Será atavismo, mas senti um desarraigo medular. Uma saudade pelo solo e pela chumbada da gravidade. É possível a saudade por vértebras que nunca se tiveram?
Retomei o fio quando Fab falou da segunda constante. Na verdade, essa constante, num principio só foi entrevista, já que os segundos homens não compreenderam que os homens estavam em frente a uma constante que na verdade não era física.
- E como é essa constante?
- Essa constante diz que não se pode registrar um fato sem transformar-lo. Os olhos são reativos que mordem aquilo que enxergam.
- E como chama-se essa constante?
- Lei Geral da Transferência.
- É por isso que enrocamos?
- Sim, foi a segunda constante que tivemos que superar e também cobrou seu preço. Para conseguir uma objetividade transparente, que não impressione o objeto, temos nos despojado do dom e da oportunidade de estar com alguém. Já ninguém impressiona ninguém. Temos perdido a copula, o casal, a família. Está extinta em nós a motivação do beijo.
De repente conjurei uma imagem esquecida:
- Então é verdade que ao gritar dilata-se a pupila do outro?
- Sim.
- E isso foi uma perda?
- E pra quem perguntar?- respondeu Fab, com um quê de impaciência. – Imagino que sim, que num certo sentido foi uma perda. Para ganhar objetividade livre temos perdidos nossa pele sendo acariciada, nossas mãos que palpam, perdemos o tímpano e sua ressonância pela música.
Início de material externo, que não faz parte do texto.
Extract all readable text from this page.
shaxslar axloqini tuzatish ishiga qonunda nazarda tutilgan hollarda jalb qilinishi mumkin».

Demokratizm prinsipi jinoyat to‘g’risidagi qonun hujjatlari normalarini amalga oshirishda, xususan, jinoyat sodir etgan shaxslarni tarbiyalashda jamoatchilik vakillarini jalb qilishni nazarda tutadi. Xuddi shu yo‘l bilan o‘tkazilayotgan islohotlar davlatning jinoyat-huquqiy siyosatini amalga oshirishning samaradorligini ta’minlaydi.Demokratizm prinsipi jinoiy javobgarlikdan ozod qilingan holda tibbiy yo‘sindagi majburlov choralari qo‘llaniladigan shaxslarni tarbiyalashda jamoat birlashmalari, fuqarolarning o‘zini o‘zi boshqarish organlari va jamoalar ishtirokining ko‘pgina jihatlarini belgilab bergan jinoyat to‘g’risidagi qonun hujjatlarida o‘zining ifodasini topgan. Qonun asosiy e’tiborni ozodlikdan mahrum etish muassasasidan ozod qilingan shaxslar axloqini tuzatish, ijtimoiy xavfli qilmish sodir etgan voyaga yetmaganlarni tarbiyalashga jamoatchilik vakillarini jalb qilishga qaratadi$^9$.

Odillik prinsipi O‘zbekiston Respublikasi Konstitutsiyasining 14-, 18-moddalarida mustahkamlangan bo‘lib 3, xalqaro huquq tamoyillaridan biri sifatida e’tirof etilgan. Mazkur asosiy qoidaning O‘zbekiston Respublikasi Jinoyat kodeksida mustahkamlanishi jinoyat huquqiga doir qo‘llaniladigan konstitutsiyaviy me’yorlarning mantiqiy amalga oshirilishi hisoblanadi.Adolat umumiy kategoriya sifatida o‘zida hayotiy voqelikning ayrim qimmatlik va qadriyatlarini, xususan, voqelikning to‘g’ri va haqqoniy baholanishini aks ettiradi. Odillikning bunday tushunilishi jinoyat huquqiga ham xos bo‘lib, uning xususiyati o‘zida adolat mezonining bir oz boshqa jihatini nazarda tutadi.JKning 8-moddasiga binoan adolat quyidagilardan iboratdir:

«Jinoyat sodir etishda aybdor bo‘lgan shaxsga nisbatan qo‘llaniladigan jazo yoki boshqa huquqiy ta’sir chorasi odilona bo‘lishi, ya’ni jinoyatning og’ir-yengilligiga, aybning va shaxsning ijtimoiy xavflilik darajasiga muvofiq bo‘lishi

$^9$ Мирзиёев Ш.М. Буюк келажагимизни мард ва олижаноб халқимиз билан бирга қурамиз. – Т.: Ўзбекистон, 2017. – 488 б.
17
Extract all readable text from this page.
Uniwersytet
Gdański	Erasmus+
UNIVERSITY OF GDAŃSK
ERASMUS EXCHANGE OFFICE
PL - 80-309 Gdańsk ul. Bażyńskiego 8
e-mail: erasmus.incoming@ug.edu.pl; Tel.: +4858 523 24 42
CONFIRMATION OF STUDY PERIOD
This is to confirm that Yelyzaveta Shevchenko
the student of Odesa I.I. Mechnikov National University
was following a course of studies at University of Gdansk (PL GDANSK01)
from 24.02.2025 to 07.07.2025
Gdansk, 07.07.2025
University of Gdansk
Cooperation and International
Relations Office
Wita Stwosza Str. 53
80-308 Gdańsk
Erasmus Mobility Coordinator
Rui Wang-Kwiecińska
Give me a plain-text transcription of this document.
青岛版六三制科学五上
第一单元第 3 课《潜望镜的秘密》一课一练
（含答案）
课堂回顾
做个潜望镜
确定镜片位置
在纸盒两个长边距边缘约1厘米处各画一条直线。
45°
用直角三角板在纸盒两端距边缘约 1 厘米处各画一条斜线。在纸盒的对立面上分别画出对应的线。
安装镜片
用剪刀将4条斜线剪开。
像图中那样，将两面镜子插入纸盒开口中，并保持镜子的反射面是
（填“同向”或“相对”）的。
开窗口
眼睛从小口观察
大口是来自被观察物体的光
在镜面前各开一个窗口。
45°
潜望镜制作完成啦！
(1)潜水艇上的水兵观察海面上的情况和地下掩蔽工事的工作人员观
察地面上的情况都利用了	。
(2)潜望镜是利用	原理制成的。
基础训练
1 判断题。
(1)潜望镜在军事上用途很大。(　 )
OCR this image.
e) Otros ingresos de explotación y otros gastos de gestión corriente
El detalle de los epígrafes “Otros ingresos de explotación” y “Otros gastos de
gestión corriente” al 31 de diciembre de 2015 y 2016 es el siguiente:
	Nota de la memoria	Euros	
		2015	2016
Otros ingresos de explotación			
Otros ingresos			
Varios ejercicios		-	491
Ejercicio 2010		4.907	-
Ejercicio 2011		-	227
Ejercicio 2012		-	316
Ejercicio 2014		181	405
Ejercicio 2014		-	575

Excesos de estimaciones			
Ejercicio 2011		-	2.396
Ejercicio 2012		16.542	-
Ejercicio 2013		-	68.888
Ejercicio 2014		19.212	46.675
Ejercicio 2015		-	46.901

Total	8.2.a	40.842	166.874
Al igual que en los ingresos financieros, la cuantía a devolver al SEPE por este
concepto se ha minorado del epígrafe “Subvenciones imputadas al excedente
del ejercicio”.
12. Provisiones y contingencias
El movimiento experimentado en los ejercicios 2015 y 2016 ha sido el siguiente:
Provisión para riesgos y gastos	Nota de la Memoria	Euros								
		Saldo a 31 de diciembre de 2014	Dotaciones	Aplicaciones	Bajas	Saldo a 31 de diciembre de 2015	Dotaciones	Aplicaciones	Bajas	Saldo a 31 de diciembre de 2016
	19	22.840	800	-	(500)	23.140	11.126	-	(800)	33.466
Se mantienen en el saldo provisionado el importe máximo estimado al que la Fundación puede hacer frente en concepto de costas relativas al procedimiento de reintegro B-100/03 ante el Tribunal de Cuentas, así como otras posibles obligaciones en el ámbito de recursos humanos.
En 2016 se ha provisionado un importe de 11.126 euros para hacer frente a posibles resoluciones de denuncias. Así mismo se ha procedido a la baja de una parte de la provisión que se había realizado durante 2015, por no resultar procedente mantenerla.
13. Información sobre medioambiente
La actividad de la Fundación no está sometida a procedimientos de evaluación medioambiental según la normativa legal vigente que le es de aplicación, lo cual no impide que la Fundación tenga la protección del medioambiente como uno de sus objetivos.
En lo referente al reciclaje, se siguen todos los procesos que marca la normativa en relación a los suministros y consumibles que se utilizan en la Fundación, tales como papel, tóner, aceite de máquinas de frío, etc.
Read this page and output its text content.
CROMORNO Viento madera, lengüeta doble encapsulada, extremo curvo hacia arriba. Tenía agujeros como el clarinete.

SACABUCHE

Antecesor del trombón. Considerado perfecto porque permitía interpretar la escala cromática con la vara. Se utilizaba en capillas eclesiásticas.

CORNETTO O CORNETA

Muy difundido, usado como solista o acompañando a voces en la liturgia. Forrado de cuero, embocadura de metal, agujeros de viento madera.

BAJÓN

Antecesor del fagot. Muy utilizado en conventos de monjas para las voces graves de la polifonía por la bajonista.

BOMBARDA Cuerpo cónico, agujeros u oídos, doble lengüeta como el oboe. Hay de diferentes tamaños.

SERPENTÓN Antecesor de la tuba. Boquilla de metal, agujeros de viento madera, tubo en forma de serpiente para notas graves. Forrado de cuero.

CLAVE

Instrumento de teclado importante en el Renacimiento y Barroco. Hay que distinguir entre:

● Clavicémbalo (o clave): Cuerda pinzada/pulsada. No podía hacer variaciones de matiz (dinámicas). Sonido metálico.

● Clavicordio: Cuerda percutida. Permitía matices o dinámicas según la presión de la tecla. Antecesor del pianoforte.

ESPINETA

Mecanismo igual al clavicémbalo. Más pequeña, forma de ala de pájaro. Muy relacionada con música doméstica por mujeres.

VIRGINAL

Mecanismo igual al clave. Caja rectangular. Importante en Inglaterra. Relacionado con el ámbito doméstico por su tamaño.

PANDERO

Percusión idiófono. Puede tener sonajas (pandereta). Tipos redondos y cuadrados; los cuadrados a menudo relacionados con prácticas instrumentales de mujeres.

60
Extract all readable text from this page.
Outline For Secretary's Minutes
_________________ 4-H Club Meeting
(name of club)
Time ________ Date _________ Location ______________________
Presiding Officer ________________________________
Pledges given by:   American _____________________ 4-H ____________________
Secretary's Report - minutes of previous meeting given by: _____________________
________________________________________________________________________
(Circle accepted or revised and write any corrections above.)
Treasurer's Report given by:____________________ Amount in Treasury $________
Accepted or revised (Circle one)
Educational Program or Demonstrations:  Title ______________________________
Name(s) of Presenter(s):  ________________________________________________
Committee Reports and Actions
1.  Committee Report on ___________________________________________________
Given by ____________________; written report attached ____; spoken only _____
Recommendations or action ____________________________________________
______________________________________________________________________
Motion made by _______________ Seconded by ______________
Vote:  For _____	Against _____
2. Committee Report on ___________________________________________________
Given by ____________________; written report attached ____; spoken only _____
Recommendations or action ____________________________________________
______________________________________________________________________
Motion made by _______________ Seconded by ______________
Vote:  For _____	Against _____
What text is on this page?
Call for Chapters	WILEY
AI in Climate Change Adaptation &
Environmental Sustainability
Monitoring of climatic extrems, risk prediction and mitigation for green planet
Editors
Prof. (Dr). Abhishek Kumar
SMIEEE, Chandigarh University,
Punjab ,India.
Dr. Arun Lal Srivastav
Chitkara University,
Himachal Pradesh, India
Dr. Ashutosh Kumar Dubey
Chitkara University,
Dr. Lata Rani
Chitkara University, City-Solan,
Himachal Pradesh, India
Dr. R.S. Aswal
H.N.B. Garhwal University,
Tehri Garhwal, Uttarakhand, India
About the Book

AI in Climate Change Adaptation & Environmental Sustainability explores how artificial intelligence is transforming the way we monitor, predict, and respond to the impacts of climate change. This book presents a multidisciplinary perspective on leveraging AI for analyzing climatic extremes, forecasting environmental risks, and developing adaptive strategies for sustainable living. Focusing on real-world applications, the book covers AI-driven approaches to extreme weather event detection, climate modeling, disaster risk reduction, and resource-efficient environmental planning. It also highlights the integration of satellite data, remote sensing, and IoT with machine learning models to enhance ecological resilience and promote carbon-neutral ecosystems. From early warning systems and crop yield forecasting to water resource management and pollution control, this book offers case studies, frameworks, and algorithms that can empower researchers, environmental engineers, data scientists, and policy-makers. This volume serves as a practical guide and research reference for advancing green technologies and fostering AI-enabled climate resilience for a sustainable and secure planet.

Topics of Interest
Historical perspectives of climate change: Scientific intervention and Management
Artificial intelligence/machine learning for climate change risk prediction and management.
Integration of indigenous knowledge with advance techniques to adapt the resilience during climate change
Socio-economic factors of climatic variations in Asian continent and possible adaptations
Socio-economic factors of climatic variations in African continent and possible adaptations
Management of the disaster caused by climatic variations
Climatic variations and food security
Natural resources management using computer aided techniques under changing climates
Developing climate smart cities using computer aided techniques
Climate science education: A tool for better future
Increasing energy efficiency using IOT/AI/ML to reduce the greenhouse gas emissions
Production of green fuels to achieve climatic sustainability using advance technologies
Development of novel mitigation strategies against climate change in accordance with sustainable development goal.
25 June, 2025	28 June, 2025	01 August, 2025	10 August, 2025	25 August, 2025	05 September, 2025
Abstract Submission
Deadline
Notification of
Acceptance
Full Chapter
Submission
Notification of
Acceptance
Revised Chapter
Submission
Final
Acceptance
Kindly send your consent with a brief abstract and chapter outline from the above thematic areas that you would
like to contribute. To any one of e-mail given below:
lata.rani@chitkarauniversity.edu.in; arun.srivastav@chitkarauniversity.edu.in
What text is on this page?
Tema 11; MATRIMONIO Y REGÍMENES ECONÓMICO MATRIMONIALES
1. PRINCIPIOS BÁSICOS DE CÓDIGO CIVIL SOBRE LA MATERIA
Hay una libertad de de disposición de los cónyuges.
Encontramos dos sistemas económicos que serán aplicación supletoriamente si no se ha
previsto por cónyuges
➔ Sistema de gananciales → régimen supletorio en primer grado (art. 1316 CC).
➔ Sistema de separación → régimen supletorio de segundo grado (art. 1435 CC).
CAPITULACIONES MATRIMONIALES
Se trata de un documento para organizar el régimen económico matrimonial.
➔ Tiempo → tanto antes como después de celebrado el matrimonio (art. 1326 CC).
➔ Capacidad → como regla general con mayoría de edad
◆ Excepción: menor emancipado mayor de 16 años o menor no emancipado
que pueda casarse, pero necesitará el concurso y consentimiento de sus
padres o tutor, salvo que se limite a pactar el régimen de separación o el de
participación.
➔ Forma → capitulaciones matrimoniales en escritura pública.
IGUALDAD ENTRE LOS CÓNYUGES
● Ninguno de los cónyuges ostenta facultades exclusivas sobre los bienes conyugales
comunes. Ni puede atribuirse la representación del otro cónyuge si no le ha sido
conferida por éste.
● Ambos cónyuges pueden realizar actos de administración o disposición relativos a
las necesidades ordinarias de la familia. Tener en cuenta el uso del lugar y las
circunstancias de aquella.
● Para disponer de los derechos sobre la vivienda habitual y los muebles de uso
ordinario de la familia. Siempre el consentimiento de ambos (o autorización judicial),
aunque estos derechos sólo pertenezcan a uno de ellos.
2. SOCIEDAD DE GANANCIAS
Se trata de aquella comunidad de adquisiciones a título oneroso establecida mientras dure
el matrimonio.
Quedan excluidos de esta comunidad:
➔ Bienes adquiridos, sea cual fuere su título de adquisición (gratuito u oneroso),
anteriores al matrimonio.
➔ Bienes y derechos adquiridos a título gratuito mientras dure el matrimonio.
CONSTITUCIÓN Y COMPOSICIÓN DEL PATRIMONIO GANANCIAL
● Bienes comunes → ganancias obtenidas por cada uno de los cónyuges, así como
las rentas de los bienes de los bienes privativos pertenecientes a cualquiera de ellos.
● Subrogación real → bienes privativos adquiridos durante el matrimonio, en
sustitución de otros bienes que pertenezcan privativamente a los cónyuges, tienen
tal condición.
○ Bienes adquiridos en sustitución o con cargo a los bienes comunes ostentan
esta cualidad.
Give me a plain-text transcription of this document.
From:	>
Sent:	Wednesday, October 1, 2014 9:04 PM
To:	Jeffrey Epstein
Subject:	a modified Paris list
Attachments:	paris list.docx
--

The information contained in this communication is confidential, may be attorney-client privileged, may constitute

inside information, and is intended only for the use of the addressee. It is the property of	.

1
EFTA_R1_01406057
Não temos, tal como dissestes, a intuição de ver nos olhos dos outros.
Na ilusão da nossa geografia Fab retirou-se. Fiquei no breu, completamente só.
- E porque queres falar comigo?- perguntei para fora.
A resposta demorou em chegar:
- Angel, estamos em frente a uma nova constante e tem chegado o momento de tomar uma decisão:
- E qual é?
Fab deu a impressão de duvidar:
- Os terceiros homens, nós temos a opção de ser imortais, podemos viver para sempre. Viver sem sempre, sem nunca, sem não obstante. Viver infinitamente.
Percebi sua tristeza.
“Porque estás tão triste”, quis gritar com a minha voz sem tímpano. Mas não consegui fazer-lo. Perguntei, pelo contrario:
- E qual é a linha de cal?
- Para ser imortal, o homem deve renunciar a ser um. Todos seremos um.
Sobreveio o silencio.
Quando Fab voltou a falar, percebi que o silencio tenha-se dilatado:
Continuava sozinho na escuridão, só sem resposta, sem vértebras, sem copula, só com a tenaz identidade do mercúrio.
- Rey?
- Torre –me respondeu. – Torre Regia.
- Fab, por que me tentas?
- Todos seremos um, Angel.
- Não, I. N. Fab, a resposta é não.
- Porque Angel Ark?
- Não posso, Fab. Não sei bem porque, mas não posso renunciar-me. Por soberbia, talvez, ou por temperança. Quiçá precise morrer.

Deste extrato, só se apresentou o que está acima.